I’ve always thought your music had a real cinematic quality.

Sharon Van Etten: Thank you. I’m still learning how to bring that out more in my music. I feel like over the years I’ve learned how to have a band and express that instrumentation on the record. But I think this record is kind of a step beyond the band, and a step towards that cinematic feel when it’s live.

I think one of the most powerful songs on the record is ‘Seventeen’ – could you talk a little about that one?

Sharon Van Etten: I’ve lived in New York for about 15 years and I remember the first year I lived here I had a friend who had lived here a little longer walking me around Williamsburg when I first moved, and he said something like “civilisations throughout time, rise and fall” – it was his way of saying, like, things were going to change.

Sharon Van Etten photo by Ryan Pfluger

IT’S A BITTERSWEET CYCLE, LIVING SOMEWHERE LONG ENOUGH TO SEE CHANGE”

He had convinced me to move to New York – I was living in my parents’ house in New Jersey at the time in the suburbs. He said, if you want to pursue music it can’t be out of your parents’ basement in the middle of nowhere playing open mics and pubs. You need to get yourself out there, you’re an hour and a half away from New York. He kind of gave me the gumption.

I moved here and I was definitely overwhelmed, I’d never lived in a city before. I’m 22, 23 years old at this point. I had no idea what I was doing. I found an apartment at the edge of Williamsburg and that was my first experience of someone who had lived here longer than me reacting to gentrification.

I was walking down the street in 2015, 2016 and found myself doing the same thing – walking past the place I used to know, that was no longer. I started laughing, remembering that moment. It was in a neighbourhood I couldn’t afford anymore, and I saw younger kids walking around this neighbourhood who lived there.

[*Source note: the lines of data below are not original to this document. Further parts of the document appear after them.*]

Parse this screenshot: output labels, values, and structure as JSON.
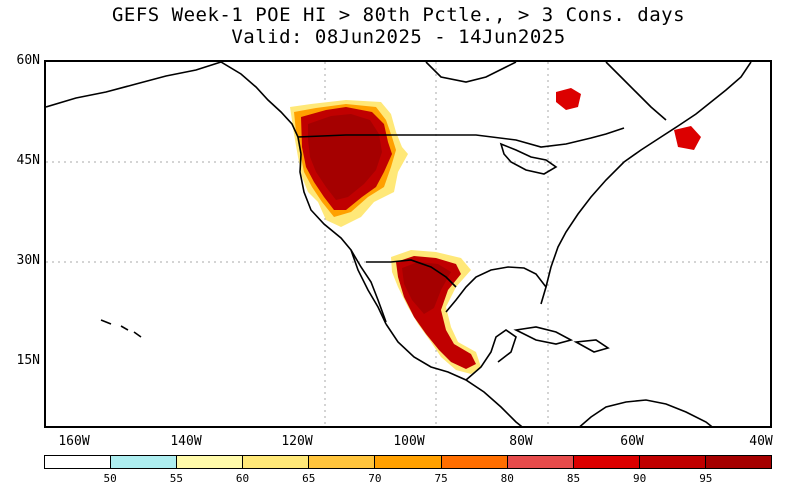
{
  "title": {
    "line1": "GEFS Week-1 POE HI > 80th Pctle., > 3 Cons. days",
    "line2": "Valid: 08Jun2025 - 14Jun2025"
  },
  "axes": {
    "lat_labels": [
      "60N",
      "45N",
      "30N",
      "15N"
    ],
    "lon_labels": [
      "160W",
      "140W",
      "120W",
      "100W",
      "80W",
      "60W",
      "40W"
    ]
  },
  "colorbar": {
    "colors": [
      "#ffffff",
      "#aeeef0",
      "#fffaaa",
      "#ffe878",
      "#ffc43c",
      "#ffa000",
      "#ff6e00",
      "#e64b4b",
      "#dc0000",
      "#c00000",
      "#a50000"
    ],
    "labels": [
      "50",
      "55",
      "60",
      "65",
      "70",
      "75",
      "80",
      "85",
      "90",
      "95"
    ]
  },
  "map_regions": [
    {
      "name": "pacific-northwest-great-basin",
      "level": "95+"
    },
    {
      "name": "south-texas-northern-mexico",
      "level": "95+"
    },
    {
      "name": "southern-mexico-guatemala",
      "level": "90-95"
    },
    {
      "name": "labrador-quebec",
      "level": "85-90"
    },
    {
      "name": "newfoundland",
      "level": "85-90"
    }
  ]
}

It’s a bittersweet cycle, living somewhere long enough to see change. So that’s what prompted ‘Seventeen’.

The whole album feels very reflective while still being placed quite in the present.

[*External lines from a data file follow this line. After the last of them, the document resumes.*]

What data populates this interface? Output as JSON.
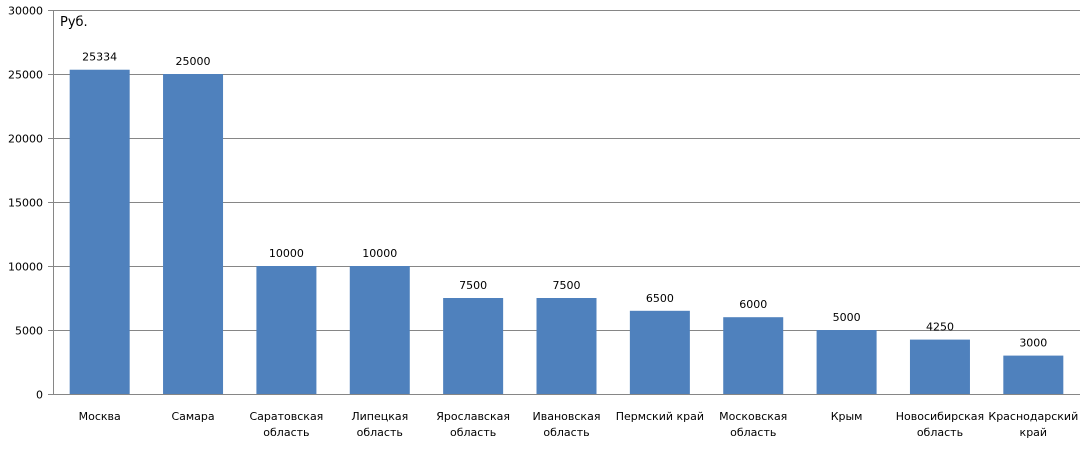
{
  "chart_data": {
    "type": "bar",
    "unit_label": "Руб.",
    "categories": [
      [
        "Москва"
      ],
      [
        "Самара"
      ],
      [
        "Саратовская",
        "область"
      ],
      [
        "Липецкая",
        "область"
      ],
      [
        "Ярославская",
        "область"
      ],
      [
        "Ивановская",
        "область"
      ],
      [
        "Пермский край"
      ],
      [
        "Московская",
        "область"
      ],
      [
        "Крым"
      ],
      [
        "Новосибирская",
        "область"
      ],
      [
        "Краснодарский",
        "край"
      ]
    ],
    "values": [
      25334,
      25000,
      10000,
      10000,
      7500,
      7500,
      6500,
      6000,
      5000,
      4250,
      3000
    ],
    "ylim": [
      0,
      30000
    ],
    "yticks": [
      0,
      5000,
      10000,
      15000,
      20000,
      25000,
      30000
    ],
    "grid": true,
    "legend": "none",
    "bar_color": "#4f81bd",
    "grid_color": "#868686"
  }
}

Sharon Van Etten: A lot of these songs started as love songs about a new relationship. Then I got pregnant, and I’m literally pregnant while Trump is getting voted into office. I start writing again and I’m reflecting on these demos I started in a very different context.

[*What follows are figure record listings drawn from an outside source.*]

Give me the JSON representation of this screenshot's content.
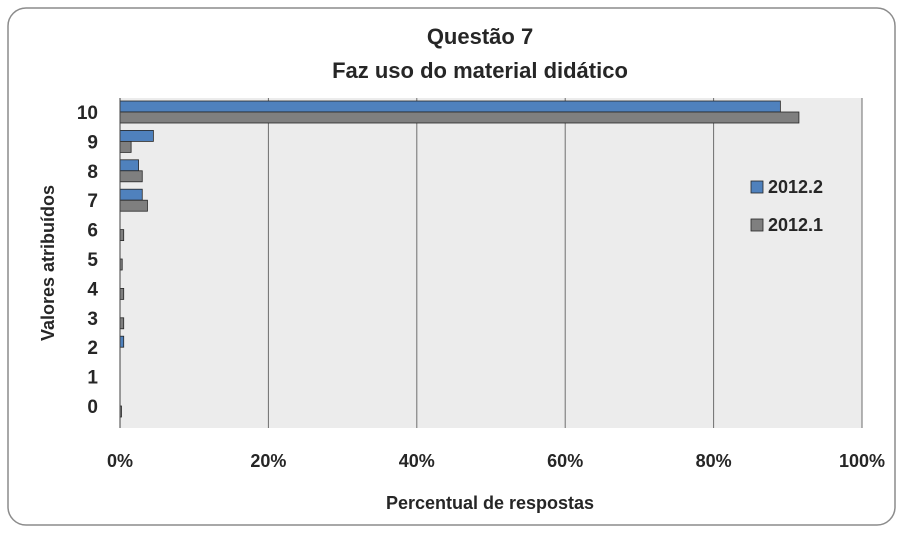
{
  "chart_data": {
    "type": "bar",
    "orientation": "horizontal",
    "title": "Questão  7",
    "subtitle": "Faz uso do material didático",
    "xlabel": "Percentual de respostas",
    "ylabel": "Valores atribuídos",
    "categories": [
      "0",
      "1",
      "2",
      "3",
      "4",
      "5",
      "6",
      "7",
      "8",
      "9",
      "10"
    ],
    "series": [
      {
        "name": "2012.2",
        "color": "#4f81bd",
        "values": [
          0.0,
          0.0,
          0.5,
          0.0,
          0.0,
          0.0,
          0.0,
          3.0,
          2.5,
          4.5,
          89.0
        ]
      },
      {
        "name": "2012.1",
        "color": "#7f7f7f",
        "values": [
          0.2,
          0.0,
          0.0,
          0.5,
          0.5,
          0.3,
          0.5,
          3.7,
          3.0,
          1.5,
          91.5
        ]
      }
    ],
    "xlim": [
      0,
      100
    ],
    "xticks": [
      0,
      20,
      40,
      60,
      80,
      100
    ],
    "xtick_labels": [
      "0%",
      "20%",
      "40%",
      "60%",
      "80%",
      "100%"
    ],
    "grid": "vertical",
    "legend_position": "right"
  }
}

When I revisit the songs in round three of my editing process, I’m looking at these songs while my son is sleeping. I’m staring at this product of my love and the state of the world. It’s a different perspective; there’s an innocence, there’s a guilt, there’s a responsibility. There is reflection on who I used to be and who I am now but when you’re looking at a baby you’re thinking of the future too.

As soon as I was staring at my child I realised all the things I was writing about had to be a bit more hopeful, but also acknowledging what’s going on in the world. Production-wise, sonically, I wanted the weight to remain, without having to necessarily talk about politics. It was about letting myself be happy in this moment. I still feel like I’m processing a lot.

Was this album a way of working out those feelings?

Sharon Van Etten: All the time. I’m so much more in touch with my emotions when I have time to process them. In the moment, I’m reactive, but if I can write it down, get the guts out first and then be able to actually talk about what it is, I’m always better off. Music has always been therapeutic for me.